I find that a combination of
Handbrake,
Subler and
Aegisub is the best way to extract subtitles. The subtitles on a DVD is basically bitmap (known as VobSub) and does not look very good.
Here is an example of the difference:
First you use Handbrake to convert the DVD into an MP4 file. In this process pay attention to the "Subtitles" tab:
This will include the bitmap subtitles into the video file and if your player can work with these and you can live with this format, you don't need to do anymore. The "Burned in" option, means that the subtitle will be rendered into the video frames and thus it can't be turned off during playback.
If you want the subtitle to be converted into text (SRT) format, Subler works
really well for transforming the images through an OCR process.
For OCR recognition of subtitles that are not in english, I found that it works best if you download the latest training data for that language from the tesseract-oct project on github.
First open this folder: "~/Library/Application Support/Subler/"
Then create a new folder inside it, called: "tessdata" (if it doesn't already exist).
Now download you trained language file from
Github and put it inside the "~/Library/Application Support/Subler/tessdata/" folder. For danish, the file is called: "dan.traineddata"
To convert your subtitles that are contained (in VobSub format) inside an MP4 file, the process goes like this:
Open Subler
Select File -> New
Drag your MP4 file into the top window (a dialog will come up and ask which tracks you want to include). Select all or select just the subtitle you want to convert. Then click Add.
Now you are back to the main window and here it is important to set the correct language of the subtitle. Here is how I did for a danish subtitle:
Now select File -> Save as
Chose a different name, so that you don't overwrite your original and let it do the saving. In this process, which takes a few seconds, the OCR will do it's magic and convert the VobSub into text.
Once done, select your subtitle track in the upper window and select File -> Export. Type a name for your subtitle (e.g. "Jurassic Park.srt" and click Save.
You can delete the temporary MP4 that Subler created as it isn't really needed.

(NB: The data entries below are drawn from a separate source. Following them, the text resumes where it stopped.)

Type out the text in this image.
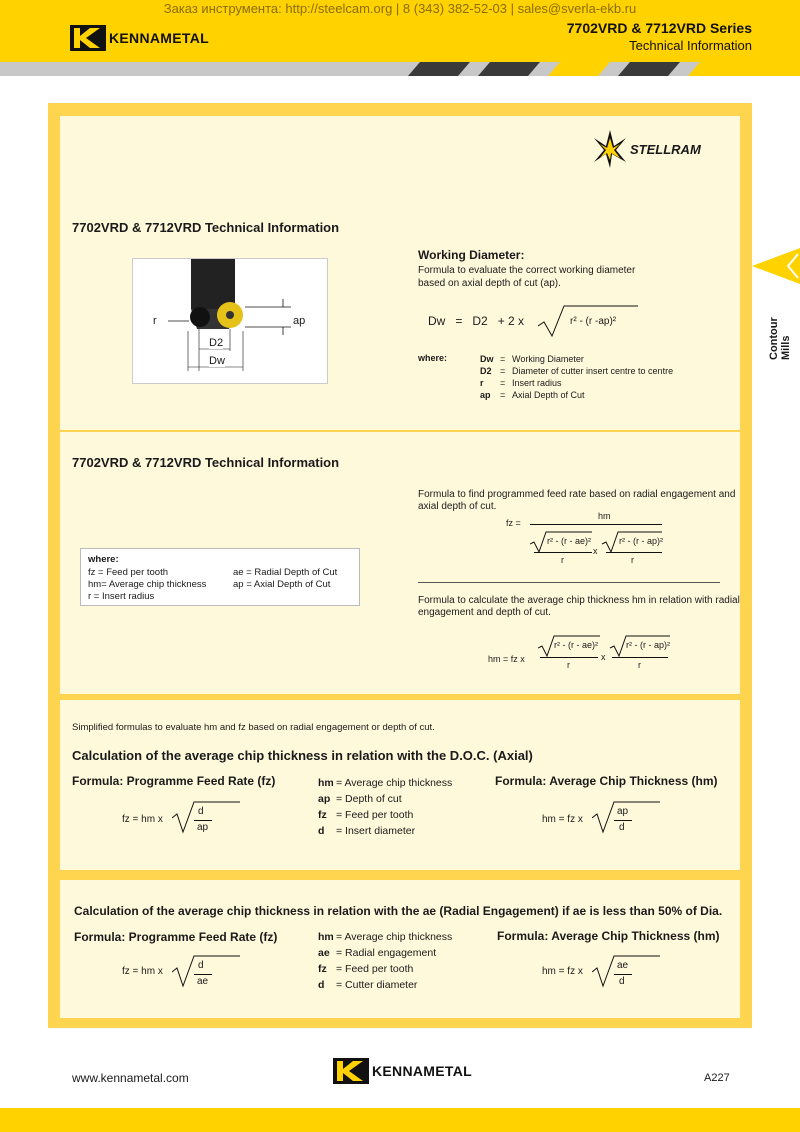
Заказ инструмента: http://steelcam.org | 8 (343) 382-52-03 | sales@sverla-ekb.ru
KENNAMETAL
7702VRD & 7712VRD Series
Technical Information
Contour Mills
STELLRAM
7702VRD & 7712VRD Technical Information
r	ap
D2
Dw
Working Diameter:
Formula to evaluate the correct working diameter
based on axial depth of cut (ap).
Dw = D2 + 2 x	r² - (r -ap)²
where:	Dw = Working Diameter
D2 = Diameter of cutter insert centre to centre
r	= Insert radius
ap	= Axial Depth of Cut
7702VRD & 7712VRD Technical Information
where:
fz = Feed per tooth
hm= Average chip thickness
r = Insert radius
ae = Radial Depth of Cut
ap = Axial Depth of Cut
Formula to find programmed feed rate based on radial engagement and
axial depth of cut.
fz =
hm
r² - (r - ae)²	r² - (r - ap)²
x
r	r
Formula to calculate the average chip thickness hm in relation with radial
engagement and depth of cut.
hm = fz x
r² - (r - ae)²	r² - (r - ap)²
x
r	r
Simplified formulas to evaluate hm and fz based on radial engagement or depth of cut.
Calculation of the average chip thickness in relation with the D.O.C. (Axial)
Formula: Programme Feed Rate (fz)	Formula: Average Chip Thickness (hm)
hm = Average chip thickness
ap = Depth of cut
fz = Feed per tooth
d	= Insert diameter
fz = hm x
d
ap
hm = fz x
ap
d
Calculation of the average chip thickness in relation with the ae (Radial Engagement) if ae is less than 50% of Dia.
Formula: Programme Feed Rate (fz)	Formula: Average Chip Thickness (hm)
hm = Average chip thickness
ae = Radial engagement
fz = Feed per tooth
d	= Cutter diameter
fz = hm x
d
ae
hm = fz x
ae
d
www.kennametal.com	KENNAMETAL	A227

Sublet does more that just the OCR of the subtitle. This is why the process seems a little strange. But I find that in almost all cases, you will want to run a spell-checker against your subtitle. So I always export it to SRT.
To check for spelling errors (or to make other adjustments), I found that Aegisub works well.
I hope this guide will help people, as it took me quite a while to discover how these different tools work.